Which leads me to a quick parenthetical note: I do not want to boast my vocabulary, but it doesn't happen often in non-technical literature that I have to use the dictionary. Not so in this case! Maybe that has something to do with the fact that Self occasionally uses technical jargon, particularly when the subject matter is anthropology, or psychiatry, as in the namesake story where he actually develops said quantity theory, complete with footnotes and bibliography ("Hurst, P., 'Nailbiting in Bournemouth versus Bed-Wetting in Poole: Action and Amelioration', Journal of Psychology, March, 1976") And it comes across incredibly ... credibly! It's just too bad that the frequently quoted British Journal of Ephemera (BJE) does not appear to exist in this world - I'd be an avid reader!

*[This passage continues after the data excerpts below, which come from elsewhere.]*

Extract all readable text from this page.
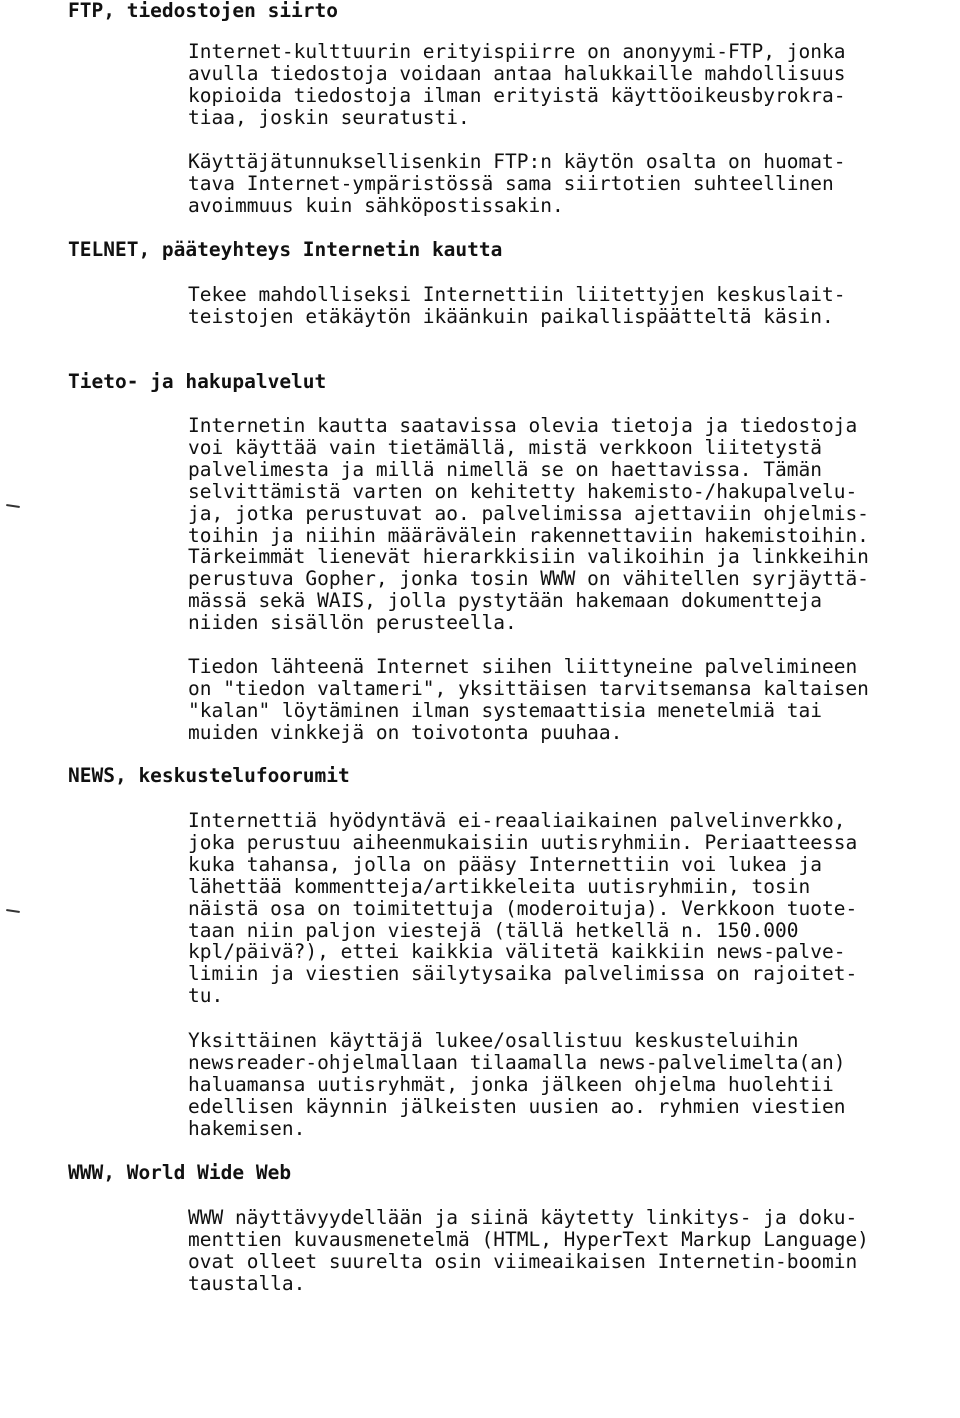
FTP, tiedostojen siirto
Internet-kulttuurin erityispiirre on anonyymi-FTP, jonka
avulla tiedostoja voidaan antaa halukkaille mahdollisuus
kopioida tiedostoja ilman erityistä käyttöoikeusbyrokra-
tiaa, joskin seuratusti.
Käyttäjätunnuksellisenkin FTP:n käytön osalta on huomat-
tava Internet-ympäristössä sama siirtotien suhteellinen
avoimmuus kuin sähköpostissakin.
TELNET, pääteyhteys Internetin kautta
Tekee mahdolliseksi Internettiin liitettyjen keskuslait-
teistojen etäkäytön ikäänkuin paikallispäätteltä käsin.
Tieto- ja hakupalvelut
Internetin kautta saatavissa olevia tietoja ja tiedostoja
voi käyttää vain tietämällä, mistä verkkoon liitetystä
palvelimesta ja millä nimellä se on haettavissa. Tämän
selvittämistä varten on kehitetty hakemisto-/hakupalvelu-
ja, jotka perustuvat ao. palvelimissa ajettaviin ohjelmis-
toihin ja niihin määrävälein rakennettaviin hakemistoihin.
Tärkeimmät lienevät hierarkkisiin valikoihin ja linkkeihin
perustuva Gopher, jonka tosin WWW on vähitellen syrjäyttä-
mässä sekä WAIS, jolla pystytään hakemaan dokumentteja
niiden sisällön perusteella.
Tiedon lähteenä Internet siihen liittyneine palvelimineen
on "tiedon valtameri", yksittäisen tarvitsemansa kaltaisen
"kalan" löytäminen ilman systemaattisia menetelmiä tai
muiden vinkkejä on toivotonta puuhaa.
NEWS, keskustelufoorumit
Internettiä hyödyntävä ei-reaaliaikainen palvelinverkko,
joka perustuu aiheenmukaisiin uutisryhmiin. Periaatteessa
kuka tahansa, jolla on pääsy Internettiin voi lukea ja
lähettää kommentteja/artikkeleita uutisryhmiin, tosin
näistä osa on toimitettuja (moderoituja). Verkkoon tuote-
taan niin paljon viestejä (tällä hetkellä n. 150.000
kpl/päivä?), ettei kaikkia välitetä kaikkiin news-palve-
limiin ja viestien säilytysaika palvelimissa on rajoitet-
tu.
Yksittäinen käyttäjä lukee/osallistuu keskusteluihin
newsreader-ohjelmallaan tilaamalla news-palvelimelta(an)
haluamansa uutisryhmät, jonka jälkeen ohjelma huolehtii
edellisen käynnin jälkeisten uusien ao. ryhmien viestien
hakemisen.
WWW, World Wide Web
WWW näyttävyydellään ja siinä käytetty linkitys- ja doku-
menttien kuvausmenetelmä (HTML, HyperText Markup Language)
ovat olleet suurelta osin viimeaikaisen Internetin-boomin
taustalla.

The quantity theory itself is obviously true (please abstain from applying Popper to this one): There is only a limited amount of sanity in any given social grouping. Hence a decay in the mental health of one member actually increases other members' sanity. Read it to believe it - and have a swell time in the process!!

P.S. The uncharacteristically high density of exclamation marks in this post correlates closely with how much I like the book.